Idées
Justice équitable…
Au dessus de la tête des juges, dans toutes les salles d’audience, on trouve des versets du Coran, notamment celui où il est dit : «Et si vous avez à juger parmi les Hommes, faites-le avec équité». Ce n’est pas l’injonction d’un haut fonctionnaire à un autre, c’est une Parole Divine qui a le mérite de rappeler aux Juges, qu’outre la Justice Humaine, il y a aussi la Justice Divine.

En France, l’on trouve sur tous les frontispices des tribunaux la devise nationale : «Liberté, Egalité, Fraternité». La formule est connue, elle a fait son chemin, mais des juristes curieux se sont demandé si elle avait vraiment sa place dans les palais de justice. En effet, dans un tribunal, il est plus souvent question d’emprisonnement, de peines privatives de liberté, d’incarcération, de mise sous écrou, ou autres joyeusetés qui n’ont qu’un rapport éloigné avec la liberté. Les magistrats, du reste, en premier lieu les procureurs de la République, s’en donnent à cœur joie, et le mot d’ordre demeure «incarcération», fût-ce pour des broutilles (reconnaissons que la France n’est pas un cas isolé, puisqu’un magistrat facétieux vient de condamner, aux Etats-Unis, un prévenu à 42 371 années de prison!). Question égalité, ce n’est pas mieux. Un écrivain français avait eu cette savoureuse formule : «Selon que vous soyez puissant ou misérable, la justice vous fera innocent ou coupable». C’est clair. Quant à la fraternité, on peut toujours la chercher dans les tréfonds des tribunaux, dans les sous-sols où se trouvent les geôles, mais il y a peu de chance de croiser des sentiments de fraternité en ces lieux.
Au Maroc, c’est différent. Au dessus de la tête des juges, dans toutes les salles d’audience, on trouve des versets du Coran, notamment celui où il est dit : «Et si vous avez à juger parmi les Hommes, faites-le avec équité». Ce n’est pas l’injonction d’un haut fonctionnaire à un autre, c’est une Parole divine qui a le mérite de rappeler aux juges, qu’outre la justice humaine, il y a aussi la Justice divine, ce qui doit inciter ces hommes et femmes qui jugent leurs prochains à savoir faire preuve de compréhension. Mais la tâche peut s’avérer difficile, et toute la bonne volonté du monde ne suffit parfois pas.

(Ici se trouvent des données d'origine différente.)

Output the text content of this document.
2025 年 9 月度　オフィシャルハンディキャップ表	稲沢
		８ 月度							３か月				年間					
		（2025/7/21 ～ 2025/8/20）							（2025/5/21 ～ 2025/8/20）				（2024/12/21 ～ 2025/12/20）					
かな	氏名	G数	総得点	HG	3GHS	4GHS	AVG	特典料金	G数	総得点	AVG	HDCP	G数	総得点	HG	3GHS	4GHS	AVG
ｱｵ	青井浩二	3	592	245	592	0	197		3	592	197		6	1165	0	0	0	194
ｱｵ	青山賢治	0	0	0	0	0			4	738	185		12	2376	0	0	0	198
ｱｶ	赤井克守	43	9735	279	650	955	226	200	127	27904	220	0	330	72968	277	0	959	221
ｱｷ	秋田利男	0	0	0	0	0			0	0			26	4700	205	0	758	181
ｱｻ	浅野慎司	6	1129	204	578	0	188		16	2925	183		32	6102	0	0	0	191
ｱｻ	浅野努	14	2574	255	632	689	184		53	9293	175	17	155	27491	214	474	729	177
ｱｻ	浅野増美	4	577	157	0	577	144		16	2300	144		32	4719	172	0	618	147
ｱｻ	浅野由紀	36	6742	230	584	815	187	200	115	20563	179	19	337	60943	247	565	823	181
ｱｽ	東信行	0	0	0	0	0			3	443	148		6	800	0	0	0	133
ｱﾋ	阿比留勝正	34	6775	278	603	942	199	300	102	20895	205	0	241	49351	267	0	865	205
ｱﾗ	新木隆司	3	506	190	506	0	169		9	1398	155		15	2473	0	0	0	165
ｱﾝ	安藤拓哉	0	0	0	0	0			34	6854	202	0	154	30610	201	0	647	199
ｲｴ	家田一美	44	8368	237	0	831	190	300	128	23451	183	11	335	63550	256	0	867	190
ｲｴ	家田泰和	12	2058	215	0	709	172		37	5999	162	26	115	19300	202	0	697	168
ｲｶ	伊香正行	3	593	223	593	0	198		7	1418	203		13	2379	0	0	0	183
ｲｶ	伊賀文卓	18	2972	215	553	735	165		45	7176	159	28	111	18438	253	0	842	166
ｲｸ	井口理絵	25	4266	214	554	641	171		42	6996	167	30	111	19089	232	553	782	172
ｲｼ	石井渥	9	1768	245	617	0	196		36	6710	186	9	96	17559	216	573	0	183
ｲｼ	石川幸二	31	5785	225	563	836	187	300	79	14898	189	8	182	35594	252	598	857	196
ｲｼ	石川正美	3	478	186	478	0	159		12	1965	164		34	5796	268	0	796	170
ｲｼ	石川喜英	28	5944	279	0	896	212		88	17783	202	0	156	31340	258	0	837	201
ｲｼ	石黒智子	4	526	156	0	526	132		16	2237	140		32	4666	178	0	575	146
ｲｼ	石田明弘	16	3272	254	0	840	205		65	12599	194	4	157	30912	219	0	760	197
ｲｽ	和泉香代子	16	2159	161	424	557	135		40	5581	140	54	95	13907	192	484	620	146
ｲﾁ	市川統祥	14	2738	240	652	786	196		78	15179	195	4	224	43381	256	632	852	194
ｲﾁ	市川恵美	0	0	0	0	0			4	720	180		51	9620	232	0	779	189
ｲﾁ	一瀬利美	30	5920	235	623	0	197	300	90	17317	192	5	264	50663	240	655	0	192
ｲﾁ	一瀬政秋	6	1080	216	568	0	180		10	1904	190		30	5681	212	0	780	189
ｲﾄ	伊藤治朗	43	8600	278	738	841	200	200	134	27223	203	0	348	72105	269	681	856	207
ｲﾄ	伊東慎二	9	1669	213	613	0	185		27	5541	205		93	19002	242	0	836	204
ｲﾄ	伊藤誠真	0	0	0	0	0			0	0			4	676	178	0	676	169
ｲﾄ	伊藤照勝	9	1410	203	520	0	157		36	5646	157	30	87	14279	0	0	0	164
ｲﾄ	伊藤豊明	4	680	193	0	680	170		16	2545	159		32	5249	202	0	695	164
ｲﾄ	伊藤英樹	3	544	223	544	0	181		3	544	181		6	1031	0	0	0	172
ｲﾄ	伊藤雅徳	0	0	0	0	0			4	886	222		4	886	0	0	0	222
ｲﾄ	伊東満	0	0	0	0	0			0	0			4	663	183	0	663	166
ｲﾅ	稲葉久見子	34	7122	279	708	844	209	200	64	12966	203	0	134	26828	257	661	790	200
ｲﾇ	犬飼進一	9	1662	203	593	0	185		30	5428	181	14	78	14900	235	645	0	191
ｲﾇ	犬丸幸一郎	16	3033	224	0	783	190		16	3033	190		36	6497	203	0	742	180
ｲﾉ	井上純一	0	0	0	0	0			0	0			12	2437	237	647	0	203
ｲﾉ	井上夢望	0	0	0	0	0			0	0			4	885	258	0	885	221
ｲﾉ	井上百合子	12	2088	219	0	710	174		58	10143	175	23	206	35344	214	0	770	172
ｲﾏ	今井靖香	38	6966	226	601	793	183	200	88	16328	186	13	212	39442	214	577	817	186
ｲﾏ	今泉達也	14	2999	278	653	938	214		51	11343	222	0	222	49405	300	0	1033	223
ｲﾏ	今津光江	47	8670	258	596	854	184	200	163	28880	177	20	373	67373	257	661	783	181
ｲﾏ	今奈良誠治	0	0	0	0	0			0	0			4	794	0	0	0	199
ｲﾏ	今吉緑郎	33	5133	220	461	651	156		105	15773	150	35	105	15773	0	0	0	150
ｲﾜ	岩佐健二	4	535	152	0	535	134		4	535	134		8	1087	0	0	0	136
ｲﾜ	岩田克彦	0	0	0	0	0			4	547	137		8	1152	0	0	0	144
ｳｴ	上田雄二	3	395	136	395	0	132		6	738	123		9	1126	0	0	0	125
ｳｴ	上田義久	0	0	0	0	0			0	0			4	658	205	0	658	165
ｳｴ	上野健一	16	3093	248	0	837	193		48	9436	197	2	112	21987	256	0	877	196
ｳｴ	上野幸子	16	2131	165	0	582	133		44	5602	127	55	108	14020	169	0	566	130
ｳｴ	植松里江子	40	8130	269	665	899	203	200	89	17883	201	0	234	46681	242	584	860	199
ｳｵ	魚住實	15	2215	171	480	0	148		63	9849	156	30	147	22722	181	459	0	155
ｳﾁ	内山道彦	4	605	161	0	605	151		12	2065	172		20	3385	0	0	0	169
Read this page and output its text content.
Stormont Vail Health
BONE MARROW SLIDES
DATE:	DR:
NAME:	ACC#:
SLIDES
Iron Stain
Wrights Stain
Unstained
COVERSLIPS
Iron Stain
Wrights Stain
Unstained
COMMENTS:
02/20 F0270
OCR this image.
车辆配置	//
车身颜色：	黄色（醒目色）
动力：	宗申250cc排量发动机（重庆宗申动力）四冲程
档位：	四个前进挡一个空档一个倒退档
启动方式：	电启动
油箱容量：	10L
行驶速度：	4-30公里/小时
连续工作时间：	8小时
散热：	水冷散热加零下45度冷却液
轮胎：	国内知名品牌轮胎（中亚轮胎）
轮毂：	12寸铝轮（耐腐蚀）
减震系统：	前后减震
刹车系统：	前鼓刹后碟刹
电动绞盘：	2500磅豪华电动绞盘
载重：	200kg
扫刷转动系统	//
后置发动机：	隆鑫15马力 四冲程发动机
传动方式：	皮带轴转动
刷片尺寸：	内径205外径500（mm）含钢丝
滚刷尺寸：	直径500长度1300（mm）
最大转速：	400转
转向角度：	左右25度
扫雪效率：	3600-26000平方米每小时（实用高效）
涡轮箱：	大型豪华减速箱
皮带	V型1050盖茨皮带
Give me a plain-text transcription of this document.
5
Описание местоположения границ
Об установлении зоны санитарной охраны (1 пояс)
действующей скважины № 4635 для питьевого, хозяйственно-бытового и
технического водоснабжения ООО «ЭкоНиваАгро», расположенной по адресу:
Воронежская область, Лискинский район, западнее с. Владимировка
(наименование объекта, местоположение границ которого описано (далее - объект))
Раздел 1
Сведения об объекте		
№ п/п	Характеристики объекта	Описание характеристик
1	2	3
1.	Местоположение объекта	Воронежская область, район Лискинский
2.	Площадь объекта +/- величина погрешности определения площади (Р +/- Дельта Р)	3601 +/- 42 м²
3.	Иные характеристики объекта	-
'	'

Prenons par exemple le cas d’Al Hoceima. Cet été, les jeunes du Nord ont eu un coup de chaud, qui n’est pas dû qu’aux températures estivales. Un banal enchaînement d’événements s’est tout à coup embrasé, conduisant à des situations pour le moins tendues. Déjà quelques personnes ont été interpellées, et présentées en flagrant délit devant les tribunaux. Au Maroc, grâce à Dieu, les gens savent raison garder, et donc les prévenus ne sont poursuivis que pour (dirions-nous) des délits mineurs : destruction de biens d’autrui (les voitures brûlées et vitrines brisées), refus d’obtempérer aux injonctions des forces de l’ordre, ou attroupements non autorisés sur la voie publique. Il n’est nullement question de morts, de vandalisme, ou autres actes autrement plus graves. La question qui va se poser aux magistrats est donc la suivante : faut-il considérer ces jeunes comme des séditieux en puissance, ou comme de simples citoyens un peu désœuvrés, entraînés à leurs corps défendant dans des manifestations qui les dépassent ? Et là nous retrouvons alors la citation mentionnée plus haut: «Et si vous avez à juger parmi les Hommes, soyez équitables». Exercice peu facile du reste car les points de vue divergents ; pour certains, le maintien de l’ordre public est une priorité, et l’on ne saurait tolérer des casseurs parmi les manifestants, donc, ils appellent à la fermeté et à la sévérité. Pour d’autres, au contraire, il s’agit tout simplement de jeunes manifestants irresponsables et inconscients, dont nombreux suivent toujours un cursus scolaire ou universitaire, et on ne saurait, par un jugement trop dur, obérer leur avenir. Que faire alors, et vers quel sentiment balancer ? Ce sera tout le secret du procès qui s’ouvrira bientôt, et dans lequel les magistrats auront à faire preuve d’un doigté précis. Calmer les tensions, sans attiser les flammes : tout un programme auquel les juges sont de toute manière formés, conscients aussi qu’ils ont un rôle stratégique à jouer dans la gestion de ce genre de situations.